• Monetary Policy Tools – 1

    Bank Rate

    Bank rate is the rate at which the central bank provides money to the other financial institutions or banks. Bank rate enables the financial institutions (or banks) to borrow money from the central bank to fund any money need. Increase in bank rate leads to higher prime lending rate, the rate at which financial institutions lends money to other entities. So by increasing bank rate, the central bank can increase the interest rate in the market and reduce the demand. At the same time, as the lending becomes dearer, it reduces the lending by the financial institutions. Because of these two reasons bank rate hike is used to tame inflation.

    Repo Rate

    Repo rate (also known as Repurchase Rate) is the rate at which the Central Bank lends money to the banks on short term basis. Increase in Repo rate leads to higher short term borrowing rate for the banks which again leads to higher prime lending rate, the rate at which banks lends money to other customers or corporates. Increase in Repo rate mainly leads to higher interest rate on home loan, car loans, and corporate borrowings.

    The main effect is reduced demand of home, cars by the normal citizen and corporate loans by the Companies used for business expansion. It impacts the revenue and profit margin of the auto sector and housing sector companies aversely and makes the business and industrial expansion more expensive, thus reduce the industrial activity. That’s why increase in repo rate is very effective to control inflation. But at the same time, it hurts the economic and industrial growth severely. Central Bank’s job is to maintain the repo rate properly so that it won’t affect the economic growth activity.

    Reverse Repo Rate

    Reverse Repo rate is the rate at which banks deposit their excess money with the central bank for short term only. Central bank uses this tool to reduce liquidity in the market when there is high liquidity in the banking system. If the reverse repo rate is high then the banks will prefer to deposit the excess money with the central bank, thus reduce the liquidity in the system.

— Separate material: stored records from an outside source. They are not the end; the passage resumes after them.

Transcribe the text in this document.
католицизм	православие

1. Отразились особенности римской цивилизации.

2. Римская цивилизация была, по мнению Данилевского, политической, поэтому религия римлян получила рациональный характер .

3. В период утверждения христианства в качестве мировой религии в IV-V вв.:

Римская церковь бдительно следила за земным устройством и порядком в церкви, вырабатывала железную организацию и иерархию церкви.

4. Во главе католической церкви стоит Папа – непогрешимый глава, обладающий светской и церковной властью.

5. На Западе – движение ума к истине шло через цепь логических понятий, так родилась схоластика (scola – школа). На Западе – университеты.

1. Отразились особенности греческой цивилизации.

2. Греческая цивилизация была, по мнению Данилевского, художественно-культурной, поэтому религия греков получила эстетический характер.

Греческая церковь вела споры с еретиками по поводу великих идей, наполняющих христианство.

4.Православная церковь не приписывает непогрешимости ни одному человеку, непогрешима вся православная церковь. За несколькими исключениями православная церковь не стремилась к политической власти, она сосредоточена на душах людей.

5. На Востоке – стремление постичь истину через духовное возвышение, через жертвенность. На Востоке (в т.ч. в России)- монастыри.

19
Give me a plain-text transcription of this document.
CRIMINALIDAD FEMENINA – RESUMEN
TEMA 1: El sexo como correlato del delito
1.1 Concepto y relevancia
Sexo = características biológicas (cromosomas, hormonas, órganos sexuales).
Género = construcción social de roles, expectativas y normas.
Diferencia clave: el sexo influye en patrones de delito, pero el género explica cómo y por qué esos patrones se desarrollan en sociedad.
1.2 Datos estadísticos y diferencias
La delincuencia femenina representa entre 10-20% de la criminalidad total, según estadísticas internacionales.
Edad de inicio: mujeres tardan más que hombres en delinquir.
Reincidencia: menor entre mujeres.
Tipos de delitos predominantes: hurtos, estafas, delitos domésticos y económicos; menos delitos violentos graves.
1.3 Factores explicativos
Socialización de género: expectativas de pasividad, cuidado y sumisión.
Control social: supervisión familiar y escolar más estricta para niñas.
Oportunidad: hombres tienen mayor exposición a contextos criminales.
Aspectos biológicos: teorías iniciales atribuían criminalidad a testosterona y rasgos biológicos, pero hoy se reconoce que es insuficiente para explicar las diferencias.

    The money deposited with the central bank is risk free, that’s why for high reverse repo rate banks always prefer to deposit the excess money with the central bank rather than lending it to the customers which involves significant risks. High reverse repo rate helps to reduce the lending by the banks and reduces the loan supply in the market. Lower loan supply decreases the lending for auto, home etc. which helps to tame inflation.